Ursache des Mangels an Geburtshel­fern, nicht nur in Friedberg und Aichach, ist der gesellscha­ftliche Wandel. In früheren Jahren war die Medizin männlich dominiert, sowohl zahlen- wie auch wertemäßig. Der Arzt opferte sich für seinen Patienten und seine Karriere auf. Dabei opferte er nicht selten auch seine Gesundheit und seine Familie. Parallel zum zunehmende­n Frauenante­il in der Medizin nahm auch die Vernunft zu. Die jüngere Generation erkennt immer mehr, dass es auch ein Leben neben der Arbeit gibt. Freizeit und Familie gewinnen an Bedeutung. Teilzeittä­tigkeiten nehmen zu. Die wachsende Zahl an Gemeinscha­ftspraxen, in der sich mehrere Ärzte die Arbeit teilen, sind ein weiterer deutlicher Hinweis auf den Wandel. Ein (Frauen-)Arzt, der täglich von früh bis spät Patienten in der eigenen Praxis versorgt und zusätzlich zehn oder mehr Bereitscha­ftsdienste pro Monat mit häufig gestörter Nachtruhe leistet, wirkt anachronis­tisch. Angestellt­en Ärzten sind solche Arbeitszei­ten gesetzlich untersagt.
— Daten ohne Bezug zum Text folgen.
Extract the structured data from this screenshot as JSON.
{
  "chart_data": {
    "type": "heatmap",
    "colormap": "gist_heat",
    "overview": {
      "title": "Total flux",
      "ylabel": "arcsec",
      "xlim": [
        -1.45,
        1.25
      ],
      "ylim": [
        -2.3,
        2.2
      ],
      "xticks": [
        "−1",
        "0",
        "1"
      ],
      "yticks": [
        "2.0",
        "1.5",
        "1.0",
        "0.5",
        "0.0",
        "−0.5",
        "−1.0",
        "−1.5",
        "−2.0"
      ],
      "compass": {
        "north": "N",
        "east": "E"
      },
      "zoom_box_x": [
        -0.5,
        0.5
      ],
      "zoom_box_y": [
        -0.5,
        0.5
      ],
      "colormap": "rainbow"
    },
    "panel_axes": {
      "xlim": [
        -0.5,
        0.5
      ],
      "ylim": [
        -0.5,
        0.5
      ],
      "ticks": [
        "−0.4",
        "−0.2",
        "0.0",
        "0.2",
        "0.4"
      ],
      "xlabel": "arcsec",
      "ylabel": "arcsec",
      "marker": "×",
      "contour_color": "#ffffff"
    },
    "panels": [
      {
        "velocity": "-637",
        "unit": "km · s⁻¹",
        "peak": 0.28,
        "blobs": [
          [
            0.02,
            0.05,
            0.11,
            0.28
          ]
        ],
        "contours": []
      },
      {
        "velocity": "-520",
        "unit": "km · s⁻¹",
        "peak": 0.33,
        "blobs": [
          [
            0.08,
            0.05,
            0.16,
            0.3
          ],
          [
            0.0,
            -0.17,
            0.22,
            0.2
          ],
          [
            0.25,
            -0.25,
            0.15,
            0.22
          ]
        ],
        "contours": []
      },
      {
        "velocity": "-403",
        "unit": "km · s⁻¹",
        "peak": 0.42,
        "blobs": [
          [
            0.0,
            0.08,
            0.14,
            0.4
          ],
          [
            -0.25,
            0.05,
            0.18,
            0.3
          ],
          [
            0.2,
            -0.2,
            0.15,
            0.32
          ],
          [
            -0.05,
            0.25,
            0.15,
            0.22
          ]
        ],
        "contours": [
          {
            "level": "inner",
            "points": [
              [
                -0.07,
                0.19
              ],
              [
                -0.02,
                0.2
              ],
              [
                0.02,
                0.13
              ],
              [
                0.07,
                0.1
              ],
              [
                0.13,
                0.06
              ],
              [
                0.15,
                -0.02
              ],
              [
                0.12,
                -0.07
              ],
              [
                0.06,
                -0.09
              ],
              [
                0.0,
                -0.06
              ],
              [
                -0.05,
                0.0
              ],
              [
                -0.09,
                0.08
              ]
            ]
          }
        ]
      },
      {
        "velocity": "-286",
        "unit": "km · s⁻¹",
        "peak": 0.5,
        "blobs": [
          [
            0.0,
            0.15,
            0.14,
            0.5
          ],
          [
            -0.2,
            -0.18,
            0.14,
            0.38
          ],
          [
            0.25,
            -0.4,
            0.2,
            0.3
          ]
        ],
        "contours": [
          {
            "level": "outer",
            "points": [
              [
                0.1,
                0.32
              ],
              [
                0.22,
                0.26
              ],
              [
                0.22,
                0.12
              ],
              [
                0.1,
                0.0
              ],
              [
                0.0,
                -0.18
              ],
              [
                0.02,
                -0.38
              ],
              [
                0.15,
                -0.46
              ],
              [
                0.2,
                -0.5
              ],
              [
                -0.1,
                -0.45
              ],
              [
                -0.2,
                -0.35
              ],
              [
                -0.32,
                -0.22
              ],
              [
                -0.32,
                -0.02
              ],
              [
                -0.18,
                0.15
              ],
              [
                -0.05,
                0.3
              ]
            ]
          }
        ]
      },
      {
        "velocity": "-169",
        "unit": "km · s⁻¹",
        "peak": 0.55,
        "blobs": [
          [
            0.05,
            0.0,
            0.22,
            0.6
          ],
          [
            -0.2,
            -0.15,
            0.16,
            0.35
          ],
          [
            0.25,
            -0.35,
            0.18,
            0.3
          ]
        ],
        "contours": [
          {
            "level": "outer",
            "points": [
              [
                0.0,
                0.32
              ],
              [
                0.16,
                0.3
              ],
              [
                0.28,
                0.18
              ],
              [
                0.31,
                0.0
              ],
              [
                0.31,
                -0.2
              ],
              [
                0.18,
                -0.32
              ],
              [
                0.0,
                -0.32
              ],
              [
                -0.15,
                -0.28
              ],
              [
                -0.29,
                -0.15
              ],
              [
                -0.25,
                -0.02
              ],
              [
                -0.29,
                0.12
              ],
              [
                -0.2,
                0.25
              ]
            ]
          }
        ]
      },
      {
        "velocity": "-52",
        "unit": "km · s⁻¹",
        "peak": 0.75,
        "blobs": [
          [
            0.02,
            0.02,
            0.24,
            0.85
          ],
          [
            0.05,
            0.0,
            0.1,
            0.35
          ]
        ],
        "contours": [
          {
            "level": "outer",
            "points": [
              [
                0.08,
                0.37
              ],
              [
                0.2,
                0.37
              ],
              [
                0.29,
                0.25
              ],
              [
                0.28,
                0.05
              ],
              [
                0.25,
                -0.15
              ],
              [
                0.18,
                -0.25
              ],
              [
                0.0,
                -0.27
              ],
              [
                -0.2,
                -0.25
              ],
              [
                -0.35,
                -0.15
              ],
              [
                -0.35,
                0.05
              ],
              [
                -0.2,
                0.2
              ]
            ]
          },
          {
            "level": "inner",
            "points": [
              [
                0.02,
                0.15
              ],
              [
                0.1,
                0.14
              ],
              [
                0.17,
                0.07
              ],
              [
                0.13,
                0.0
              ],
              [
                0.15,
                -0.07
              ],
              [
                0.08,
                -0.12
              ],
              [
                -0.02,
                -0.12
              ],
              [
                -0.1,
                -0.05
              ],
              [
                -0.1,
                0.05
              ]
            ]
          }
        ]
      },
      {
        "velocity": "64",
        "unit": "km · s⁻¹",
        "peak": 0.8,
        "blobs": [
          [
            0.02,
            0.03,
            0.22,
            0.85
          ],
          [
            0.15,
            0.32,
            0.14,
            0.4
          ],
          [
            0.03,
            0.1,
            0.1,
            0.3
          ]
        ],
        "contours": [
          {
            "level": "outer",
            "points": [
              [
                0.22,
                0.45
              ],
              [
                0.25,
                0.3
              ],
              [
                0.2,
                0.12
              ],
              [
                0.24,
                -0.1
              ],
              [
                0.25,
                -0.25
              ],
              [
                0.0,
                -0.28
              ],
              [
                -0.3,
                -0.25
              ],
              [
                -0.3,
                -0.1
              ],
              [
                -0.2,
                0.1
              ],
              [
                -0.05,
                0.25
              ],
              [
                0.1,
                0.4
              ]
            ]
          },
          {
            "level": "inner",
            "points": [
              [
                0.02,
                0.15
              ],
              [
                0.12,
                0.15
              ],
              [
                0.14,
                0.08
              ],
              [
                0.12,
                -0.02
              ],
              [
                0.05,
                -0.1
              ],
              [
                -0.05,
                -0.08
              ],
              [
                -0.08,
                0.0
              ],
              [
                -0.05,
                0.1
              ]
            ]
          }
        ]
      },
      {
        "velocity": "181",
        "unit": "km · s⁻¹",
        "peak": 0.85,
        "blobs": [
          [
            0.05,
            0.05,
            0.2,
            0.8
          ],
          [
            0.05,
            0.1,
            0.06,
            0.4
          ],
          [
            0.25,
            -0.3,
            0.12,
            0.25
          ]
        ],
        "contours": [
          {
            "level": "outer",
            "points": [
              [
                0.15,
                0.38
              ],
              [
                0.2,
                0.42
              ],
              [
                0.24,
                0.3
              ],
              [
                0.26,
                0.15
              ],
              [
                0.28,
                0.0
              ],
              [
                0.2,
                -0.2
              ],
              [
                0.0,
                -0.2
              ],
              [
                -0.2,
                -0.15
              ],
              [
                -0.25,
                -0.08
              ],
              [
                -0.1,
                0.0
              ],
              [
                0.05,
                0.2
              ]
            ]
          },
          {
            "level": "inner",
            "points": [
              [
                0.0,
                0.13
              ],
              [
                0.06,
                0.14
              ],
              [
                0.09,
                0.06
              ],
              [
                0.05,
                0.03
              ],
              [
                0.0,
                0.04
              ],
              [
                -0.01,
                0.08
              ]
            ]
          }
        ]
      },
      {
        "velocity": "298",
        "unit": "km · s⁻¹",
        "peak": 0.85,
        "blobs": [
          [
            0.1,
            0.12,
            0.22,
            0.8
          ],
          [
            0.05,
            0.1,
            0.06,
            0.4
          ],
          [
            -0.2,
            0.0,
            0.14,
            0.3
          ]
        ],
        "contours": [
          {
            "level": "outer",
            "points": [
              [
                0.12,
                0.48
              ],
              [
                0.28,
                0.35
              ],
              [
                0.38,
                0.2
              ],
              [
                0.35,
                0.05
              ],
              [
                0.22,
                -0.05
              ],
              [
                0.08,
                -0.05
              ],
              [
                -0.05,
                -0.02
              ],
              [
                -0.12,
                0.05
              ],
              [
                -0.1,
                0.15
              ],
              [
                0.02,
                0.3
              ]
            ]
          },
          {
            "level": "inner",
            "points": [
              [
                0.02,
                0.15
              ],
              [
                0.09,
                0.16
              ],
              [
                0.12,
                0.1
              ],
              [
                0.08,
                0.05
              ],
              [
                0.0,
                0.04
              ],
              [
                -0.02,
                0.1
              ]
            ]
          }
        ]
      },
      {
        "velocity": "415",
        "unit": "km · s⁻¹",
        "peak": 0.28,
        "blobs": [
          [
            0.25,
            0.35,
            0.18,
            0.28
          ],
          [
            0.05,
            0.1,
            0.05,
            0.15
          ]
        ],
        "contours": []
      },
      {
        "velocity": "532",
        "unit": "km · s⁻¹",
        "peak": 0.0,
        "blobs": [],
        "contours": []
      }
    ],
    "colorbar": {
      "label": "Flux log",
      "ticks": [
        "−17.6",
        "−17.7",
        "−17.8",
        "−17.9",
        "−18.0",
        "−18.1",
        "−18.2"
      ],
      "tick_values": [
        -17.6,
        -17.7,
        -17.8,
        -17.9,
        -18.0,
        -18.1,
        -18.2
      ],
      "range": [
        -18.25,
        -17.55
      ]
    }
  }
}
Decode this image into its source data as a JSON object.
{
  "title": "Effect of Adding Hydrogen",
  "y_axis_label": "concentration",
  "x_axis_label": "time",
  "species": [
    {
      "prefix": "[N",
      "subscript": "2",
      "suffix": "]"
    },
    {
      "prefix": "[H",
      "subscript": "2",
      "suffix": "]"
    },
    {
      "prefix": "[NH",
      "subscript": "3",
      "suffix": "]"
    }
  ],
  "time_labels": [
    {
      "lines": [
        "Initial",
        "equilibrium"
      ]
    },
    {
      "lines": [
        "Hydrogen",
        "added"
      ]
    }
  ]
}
Neben der Personalsi­tuation bringen auch die immer schärferen Vorgaben zu Struktur und Organisati­on von Fachabteil­ungen kleine Kliniken an ihre Grenzen. Geburtshil­fliche Abteilunge­n werden ohne eine hinreichen­de Größe mit entspreche­nder Personalau­sstattung nicht überleben. Welcher Weg vor Ort beschritte­n wird, eigenständ­ige Hauptabtei­lung oder Kooperatio­n mit anderen Kliniken, das muss der Landkreis als Finanzier entscheide­n. Beides erfordert einen hohen Aufwand. Zukunftsfä­higer erscheint mir die Kooperatio­n.